Ganaka repeats this process till the computation of all instructions in the window is completed. FIG. 25 illustrates this. With reference to FIG. 25:

• • Dynamic Sized Instruction Windows. F25_IW1, F25_IW3, F25_IW3 depict successively smaller instruction windows, as the first one has a large number of short instructions, and F25_IW3 has possibly just one heavyweight instruction. Essentially we have Instruction Admission Control analogous to Call Admission Control in telecommunication switches.
  • Operand fetch over the interconnect (F25_IXC_NB), IO, and Instruction Executions (F25_ALU_NB, F25_EE), are non blocking, and can be carried out as soon as the minimally required portion of input arrives (like a dataflow system).
    • For example, computation of a MV product Ax can be carried out as soon as a single row of A, and vector X arrives to the portion of IE (inference engine), handling MV products. This is unlike static scheduling, since the number of the non-zero elements of A can be highly varying from row to row.
  • As long as the sizes of models are known apriori, the memory access, the interconnect and 10 systems, and to some extent the IE engine, can be pre-scheduled statically, as in a VLIW system.
    • The IE processing for non-convex models may require computationally expensive searches, and is challenging to schedule statically.
    • Model Convexification and other approximations can be immediately carried out, exemplarily using LP relaxations, dropping constraints, lagrangean relaxations, etc, and the enhanced I structure updated.

Enhanced Inference Structures as per our prior patent applications (F25_EIS), are updated as soon as an answer/partial answer is generated.

7.7.7. Summary Operation of Exemplary Ganaka Embodiment

Based on all the above, Ganaka's exemplary embodiment operates as follows (see FIG. 2, FIG. 14, FIG. 24, FIG. 25):

• • Ganaka derives models from data, based partly on apriori information.
    • If a convex hull/clustered convex hull/approximate convex hull model is used, either an implicit or an explicit model can be employed.
    • If an implicit model is used, the number of datapoints stored in either the data or model memory can be further reduced by identifying points on the convex hull boundary, and storing them only. This extends to general models also.
  • Models can be converted into other models, using information preserving transformation techniques, and additionally using namespace translation, and virtualization, as described by us previously.
  • Ganaka takes a dynamically changing (in size) window of instructions, and partitions and schedules them on the available computation resources, which may be heterogeneous (including analog implementations).
    • The extensive variability in timing may require machine learning techniques for prediction, and partially self-timed non-blocking operation in processing, operand access, and io.
  • After an answer/partial answer/approximate answer (based, say on convexification), is obtained the enhanced I-structure is updated, to aid processing of other instructions.
  • The invertor can derive additional data samples from models. The implicit convex hull representation for a D-dimensional sample space, is convenient, since we need to randomly sample a D-dimensional vector between 0 and 1 only.
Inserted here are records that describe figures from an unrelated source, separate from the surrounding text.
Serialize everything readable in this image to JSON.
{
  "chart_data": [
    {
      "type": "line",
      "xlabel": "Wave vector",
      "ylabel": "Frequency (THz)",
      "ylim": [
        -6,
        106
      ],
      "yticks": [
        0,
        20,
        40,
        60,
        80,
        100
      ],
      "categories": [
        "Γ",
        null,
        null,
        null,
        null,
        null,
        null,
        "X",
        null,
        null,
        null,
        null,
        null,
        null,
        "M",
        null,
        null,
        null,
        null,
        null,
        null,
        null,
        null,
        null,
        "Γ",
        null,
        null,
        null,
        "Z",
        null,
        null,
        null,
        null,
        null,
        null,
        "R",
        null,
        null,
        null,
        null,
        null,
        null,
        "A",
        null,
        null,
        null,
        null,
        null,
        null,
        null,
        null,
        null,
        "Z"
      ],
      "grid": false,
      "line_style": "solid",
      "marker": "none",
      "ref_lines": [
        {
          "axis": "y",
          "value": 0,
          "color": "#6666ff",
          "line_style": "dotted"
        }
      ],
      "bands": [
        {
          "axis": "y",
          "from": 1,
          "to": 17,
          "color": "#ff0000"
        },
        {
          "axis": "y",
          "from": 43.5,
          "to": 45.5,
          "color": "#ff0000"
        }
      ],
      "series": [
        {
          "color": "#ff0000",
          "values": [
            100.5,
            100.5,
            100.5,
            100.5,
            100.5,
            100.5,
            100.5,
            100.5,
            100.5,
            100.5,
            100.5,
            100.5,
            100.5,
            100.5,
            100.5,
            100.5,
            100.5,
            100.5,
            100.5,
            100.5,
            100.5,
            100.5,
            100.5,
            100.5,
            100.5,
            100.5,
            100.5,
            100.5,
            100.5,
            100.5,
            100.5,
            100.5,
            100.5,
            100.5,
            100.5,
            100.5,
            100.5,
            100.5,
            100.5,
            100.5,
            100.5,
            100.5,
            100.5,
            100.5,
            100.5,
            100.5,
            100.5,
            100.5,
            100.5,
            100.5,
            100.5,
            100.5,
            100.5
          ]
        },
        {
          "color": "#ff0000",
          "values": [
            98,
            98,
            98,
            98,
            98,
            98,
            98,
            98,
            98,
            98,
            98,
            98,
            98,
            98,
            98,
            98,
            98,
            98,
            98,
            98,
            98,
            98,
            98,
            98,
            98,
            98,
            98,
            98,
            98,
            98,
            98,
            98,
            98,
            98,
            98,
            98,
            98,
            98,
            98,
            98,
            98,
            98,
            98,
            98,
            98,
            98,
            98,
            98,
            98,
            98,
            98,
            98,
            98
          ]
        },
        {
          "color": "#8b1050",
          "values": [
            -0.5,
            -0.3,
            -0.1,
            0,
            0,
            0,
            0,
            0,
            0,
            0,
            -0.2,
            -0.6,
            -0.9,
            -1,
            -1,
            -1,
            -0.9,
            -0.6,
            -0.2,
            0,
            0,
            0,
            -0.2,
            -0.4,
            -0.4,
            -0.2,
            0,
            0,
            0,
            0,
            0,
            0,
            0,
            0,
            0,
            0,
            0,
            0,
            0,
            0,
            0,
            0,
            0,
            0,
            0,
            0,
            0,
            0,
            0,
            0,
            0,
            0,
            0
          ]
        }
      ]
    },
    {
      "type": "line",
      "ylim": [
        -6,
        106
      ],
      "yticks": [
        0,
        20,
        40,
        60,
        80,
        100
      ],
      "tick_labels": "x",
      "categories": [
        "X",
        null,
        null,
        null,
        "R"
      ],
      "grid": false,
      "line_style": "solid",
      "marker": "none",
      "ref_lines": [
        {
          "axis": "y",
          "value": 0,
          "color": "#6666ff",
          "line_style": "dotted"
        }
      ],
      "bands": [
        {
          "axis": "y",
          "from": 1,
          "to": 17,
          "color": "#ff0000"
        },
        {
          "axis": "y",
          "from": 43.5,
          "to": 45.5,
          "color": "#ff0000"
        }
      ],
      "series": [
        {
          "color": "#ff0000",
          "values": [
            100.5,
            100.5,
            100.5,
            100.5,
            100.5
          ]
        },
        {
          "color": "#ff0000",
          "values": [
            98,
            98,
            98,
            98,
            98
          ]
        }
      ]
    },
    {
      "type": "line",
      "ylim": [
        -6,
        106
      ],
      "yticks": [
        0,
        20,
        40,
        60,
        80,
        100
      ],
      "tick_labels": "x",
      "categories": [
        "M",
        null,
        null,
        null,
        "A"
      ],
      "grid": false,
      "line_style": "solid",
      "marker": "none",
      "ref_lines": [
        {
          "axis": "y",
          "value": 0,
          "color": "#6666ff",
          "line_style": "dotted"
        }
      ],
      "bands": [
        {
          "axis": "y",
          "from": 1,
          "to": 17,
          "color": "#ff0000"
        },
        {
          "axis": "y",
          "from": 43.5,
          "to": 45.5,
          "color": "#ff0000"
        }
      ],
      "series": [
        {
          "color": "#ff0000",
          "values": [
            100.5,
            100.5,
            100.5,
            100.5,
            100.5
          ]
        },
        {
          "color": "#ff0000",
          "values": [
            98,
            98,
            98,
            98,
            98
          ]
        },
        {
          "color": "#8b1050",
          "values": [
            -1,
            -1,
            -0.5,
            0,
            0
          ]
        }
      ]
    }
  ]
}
7.8. Possibly Approximate (Possibly Analog) Dot-Product

Approximate (possibly analog) Dot-Products reduce power and can be significantly more energy efficient. This is useful in reducing power/computation needs at the front end, where voluminous data arrives for modeling. Data satisfying the model need not be stored (unless needed for other purposes).

• • Membership in convex models with an explicit half-plane characterization (Ax<=b) can be efficiently evaluated using a conservative approximate dot-product, where the approximate calculation yields A′x<=Ax. A datapoint is a member of the model, if A′x<=b, and can exemplarily be omitted from being stored.
  • Convex models specified as the convex hull of datapoints, require solution of an LP to determine membership of a point. Instead, a DNN learning to solve an LP approximately, can be used.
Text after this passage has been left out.